L’utilisation des OGM dans l’alimentation des bovins

Date de publication : Mars 2017

En Belgique, aucun OGM n’est cultivé. Ailleurs en Europe, un seul OGM (maïs résistant aux insectes ravageurs) est cultivé pour le moment . Les conditions de mises sur le marché des OGM sont très strictes !

Un OGM est un organisme (par exemple une plante) dont le matériel génétique a été modifié volontairement par l’homme. Cet organisme peut devenir résistant à certains insectes ravageurs des cultures ou à des herbicides utilisés durant leur culture. Ces OGM sont différents des organismes obtenus par sélection génétique naturelle.
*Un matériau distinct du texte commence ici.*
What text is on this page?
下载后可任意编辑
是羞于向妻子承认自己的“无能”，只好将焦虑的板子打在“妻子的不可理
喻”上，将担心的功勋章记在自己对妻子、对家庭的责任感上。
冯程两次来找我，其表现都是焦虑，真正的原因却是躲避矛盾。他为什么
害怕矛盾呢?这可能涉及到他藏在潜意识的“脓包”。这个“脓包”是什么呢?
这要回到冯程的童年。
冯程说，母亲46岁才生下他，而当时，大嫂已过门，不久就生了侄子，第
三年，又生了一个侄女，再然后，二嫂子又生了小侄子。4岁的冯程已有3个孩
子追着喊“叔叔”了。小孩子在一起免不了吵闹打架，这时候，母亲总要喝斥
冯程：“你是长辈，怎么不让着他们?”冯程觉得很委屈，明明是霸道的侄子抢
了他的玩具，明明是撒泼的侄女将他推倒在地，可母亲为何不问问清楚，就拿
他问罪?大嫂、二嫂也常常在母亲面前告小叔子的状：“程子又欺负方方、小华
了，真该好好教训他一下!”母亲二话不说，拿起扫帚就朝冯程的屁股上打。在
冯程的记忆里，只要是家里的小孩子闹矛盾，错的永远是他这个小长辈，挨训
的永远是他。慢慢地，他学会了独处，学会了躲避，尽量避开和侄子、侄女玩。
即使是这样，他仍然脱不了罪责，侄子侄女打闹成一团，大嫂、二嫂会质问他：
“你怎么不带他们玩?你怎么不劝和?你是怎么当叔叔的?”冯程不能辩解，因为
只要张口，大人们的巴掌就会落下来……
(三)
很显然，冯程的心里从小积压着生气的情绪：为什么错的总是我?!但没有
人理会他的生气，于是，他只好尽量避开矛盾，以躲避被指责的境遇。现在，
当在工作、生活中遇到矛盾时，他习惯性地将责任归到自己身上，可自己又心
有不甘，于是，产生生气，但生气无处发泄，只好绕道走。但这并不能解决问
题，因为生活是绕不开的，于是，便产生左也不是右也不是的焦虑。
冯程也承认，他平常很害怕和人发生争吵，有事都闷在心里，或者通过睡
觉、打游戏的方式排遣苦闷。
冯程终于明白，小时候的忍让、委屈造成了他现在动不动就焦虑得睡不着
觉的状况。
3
Les principales cultures OGM dans le monde concernent le soja (50%), le maïs (30%), le coton (14%) ou encore le colza (5%).

Un domaine hautement légiféré :
Une nouvelle législation européenne relative aux OGM a été adoptée en 2015. La culture d’OGM en Europe n’est autorisée qu’après la réalisation d’une évaluation de l’impact sur la santé humaine, animale et l’environnement. Aucun OGM ne peut être cultivé en Europe sans l’autorisation de l’EFSA (Autorité européenne de sécurité des aliments) et des agences nationales d’évaluation.

A ce jour, la consommation d’OGM n’a pas provoqué d’effets indésirables sur la santé humaine (EFSA, 2016).

Et quel impact pour les animaux ?

Bien qu’ils ne puissent être cultivés en Belgique, des aliments contenant des plantes importées ayant subi des modifications génétiques (OGM importés) peuvent être employés pour l’alimentation des animaux. Il s’agit principalement de soja et de maïs. En Wallonie, le maïs employé est principalement du maïs ensilage issu de l’exploitation (donc sans OGM), le soja employé dans la ration des bovins à l’engraissement (3 mois) représente environ 2.5% de la ration. Le soja importé en Belgique est du soja issu de la filière « Responsiblesoy »  http://www.responsiblesoy.org.

En agriculture biologique, en qualité différenciée et dans de nombreux cahiers des charges privés (Bleue des Prés, Arden Beef…), les aliments OGM sont interdits. Tourteaux de lin, de colza, luzerne, de nombreuses alternatives se développent et permettent aux producteurs de remplacer le soja pour l’alimentation des bovins.

L’AFSCA et l’Europe veillent…

En Belgique, l’ensemble des aliments pour animaux contenant des OGM sont contrôlés par l’Agence Fédérale pour la Sécurité de la Chaîne Alimentaire (AFSCA) pour éviter les accidents et les fraudes. Cette agence a pour mission de vérifier la traçabilité des OGM autorisés à être mis sur le marché (contrôle des étiquettes, des factures chez les fournisseurs donnant des garanties quant à leurs matières premières) mais aussi de surveiller l’absence d’OGM non autorisés grâce à des analyses par des laboratoires agréés par l’AFSCA.

Les produits issus des animaux (lait, fromage, viande), nourris avec des aliments contenant des OGM, ne doivent pas mentionner sur l’étiquette le type d’aliments ingéré par les animaux. En effet, les gènes modifiés sont digérés par l’animal et ne sont donc pas présents dans les différents produits issus des animaux.